If there are restrictions on your planning applications such as height, make sure your designers and manufacturers are made aware of this at a very early stage and always check for them before signing off your drawings. Getting this wrong can be a heartbreaking and costly disaster.

 

There may be other documents that you will need to provide dependent on your circumstances, for example if you live in a listed building and want to add an extension. For advice and help with your planning applications contact Timbertecs Planning Services.

5.Keeping Track of Your Application for Planning.

Hopefully by now you have been in contact with your local authority and have built up a good relationship with your Planning Officer. Once your planning application has been sent it will take a minimum of eight weeks to be processed. During this time your local planning authority should send you an acknowledgment of the receipt of your application and request any missing documents.

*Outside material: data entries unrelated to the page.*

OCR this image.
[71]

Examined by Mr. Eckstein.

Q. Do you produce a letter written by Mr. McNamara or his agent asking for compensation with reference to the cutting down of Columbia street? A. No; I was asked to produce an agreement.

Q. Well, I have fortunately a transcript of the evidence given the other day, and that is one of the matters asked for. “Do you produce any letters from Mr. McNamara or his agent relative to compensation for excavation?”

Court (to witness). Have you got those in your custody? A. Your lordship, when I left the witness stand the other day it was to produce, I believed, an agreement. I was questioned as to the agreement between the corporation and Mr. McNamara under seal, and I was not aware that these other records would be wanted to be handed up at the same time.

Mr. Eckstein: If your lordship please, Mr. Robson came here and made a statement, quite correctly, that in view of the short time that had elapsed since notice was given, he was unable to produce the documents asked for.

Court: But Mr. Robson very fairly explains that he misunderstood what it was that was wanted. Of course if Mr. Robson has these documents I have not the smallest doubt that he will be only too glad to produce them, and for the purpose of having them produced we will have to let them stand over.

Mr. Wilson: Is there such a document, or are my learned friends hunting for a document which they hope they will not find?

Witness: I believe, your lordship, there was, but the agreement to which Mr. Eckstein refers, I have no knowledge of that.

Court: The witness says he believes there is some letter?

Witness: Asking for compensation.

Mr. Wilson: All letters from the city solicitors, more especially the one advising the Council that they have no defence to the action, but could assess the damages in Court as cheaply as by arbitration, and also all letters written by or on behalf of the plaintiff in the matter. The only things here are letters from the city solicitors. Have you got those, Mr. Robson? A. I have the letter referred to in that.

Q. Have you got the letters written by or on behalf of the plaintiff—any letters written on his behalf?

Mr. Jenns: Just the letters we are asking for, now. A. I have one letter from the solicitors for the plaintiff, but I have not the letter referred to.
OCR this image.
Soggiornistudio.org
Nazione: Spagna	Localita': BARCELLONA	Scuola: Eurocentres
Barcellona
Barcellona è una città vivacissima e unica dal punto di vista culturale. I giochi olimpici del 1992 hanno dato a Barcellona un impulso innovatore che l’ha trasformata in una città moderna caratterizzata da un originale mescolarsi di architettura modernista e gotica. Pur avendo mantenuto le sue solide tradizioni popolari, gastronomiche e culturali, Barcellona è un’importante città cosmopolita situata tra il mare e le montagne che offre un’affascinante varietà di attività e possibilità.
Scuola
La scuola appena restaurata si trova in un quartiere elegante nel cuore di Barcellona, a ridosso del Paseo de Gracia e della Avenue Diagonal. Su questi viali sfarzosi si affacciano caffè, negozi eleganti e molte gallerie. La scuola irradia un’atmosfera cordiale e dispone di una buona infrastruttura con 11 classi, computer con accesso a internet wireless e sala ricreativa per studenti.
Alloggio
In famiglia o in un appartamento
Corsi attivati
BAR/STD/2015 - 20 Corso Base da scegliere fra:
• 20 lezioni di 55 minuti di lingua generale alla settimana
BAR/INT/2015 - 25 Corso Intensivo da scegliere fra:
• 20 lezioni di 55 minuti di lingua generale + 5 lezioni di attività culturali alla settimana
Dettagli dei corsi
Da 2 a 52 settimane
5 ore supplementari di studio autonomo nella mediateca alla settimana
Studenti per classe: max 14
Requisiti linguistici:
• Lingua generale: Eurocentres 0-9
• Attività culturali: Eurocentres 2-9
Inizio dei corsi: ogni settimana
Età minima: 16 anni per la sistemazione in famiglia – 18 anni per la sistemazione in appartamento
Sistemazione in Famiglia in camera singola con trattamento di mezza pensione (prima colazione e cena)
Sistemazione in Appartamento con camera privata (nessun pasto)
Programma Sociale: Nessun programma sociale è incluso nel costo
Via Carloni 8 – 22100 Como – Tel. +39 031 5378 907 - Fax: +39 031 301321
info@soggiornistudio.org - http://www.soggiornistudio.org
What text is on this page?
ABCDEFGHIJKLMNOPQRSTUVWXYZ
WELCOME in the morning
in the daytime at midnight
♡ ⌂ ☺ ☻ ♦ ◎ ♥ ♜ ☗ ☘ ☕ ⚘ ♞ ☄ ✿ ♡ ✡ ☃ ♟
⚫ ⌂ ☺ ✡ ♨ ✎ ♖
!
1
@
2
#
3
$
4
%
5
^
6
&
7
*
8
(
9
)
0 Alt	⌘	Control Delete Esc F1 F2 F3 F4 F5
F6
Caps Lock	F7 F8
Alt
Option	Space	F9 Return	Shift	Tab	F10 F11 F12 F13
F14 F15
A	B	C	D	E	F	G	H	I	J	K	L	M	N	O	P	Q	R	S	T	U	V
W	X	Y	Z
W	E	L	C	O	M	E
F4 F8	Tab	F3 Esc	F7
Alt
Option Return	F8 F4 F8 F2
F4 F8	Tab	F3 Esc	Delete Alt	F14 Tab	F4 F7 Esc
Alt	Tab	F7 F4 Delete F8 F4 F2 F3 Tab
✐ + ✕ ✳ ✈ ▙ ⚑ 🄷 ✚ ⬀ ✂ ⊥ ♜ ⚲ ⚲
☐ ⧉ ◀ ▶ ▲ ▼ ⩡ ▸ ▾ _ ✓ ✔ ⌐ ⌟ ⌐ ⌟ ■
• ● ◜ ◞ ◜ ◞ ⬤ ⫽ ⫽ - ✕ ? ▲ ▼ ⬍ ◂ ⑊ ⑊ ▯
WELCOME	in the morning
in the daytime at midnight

Once this has been completed the application will be made public and the planning officer or planning committee will begin to consult on your application. This may take some time and although the planning office will try to process your planning application within the 8-week period this may not be possible.

 

6.The Planning Decision.

The planning office will make their decision and give you notice as to whether or not they have granted your planning application. Hopefully you will have been granted full planning permission by your local authority, however this is not always the case. The Planning Officer may have granted you Conditional Planning Permission this means they will allow you to build but on the condition that you make any amendments they have suggested to your planning proposal.

If your planning application has been refused you can appeal. You must make your appeal to the Secretary of State within 6 months of the date of the council’s decision. However if it looks like your planning application will be turned down, your local planning authority will often give you the option to withdraw your application before hand. In most cases you can resubmit your planning application with modifications free of charge within 12 months of the original decision.

 

7.I have my Planning Permission what now?

Congratulations you’ve taken the first step towards your dream home your Planning Application has been fully approved and you are ready to move on to the next stage of your build. Remember there is a time limit on your planning approval so now you’ve got your planning sorted its time to start thinking about the other aspects of your build.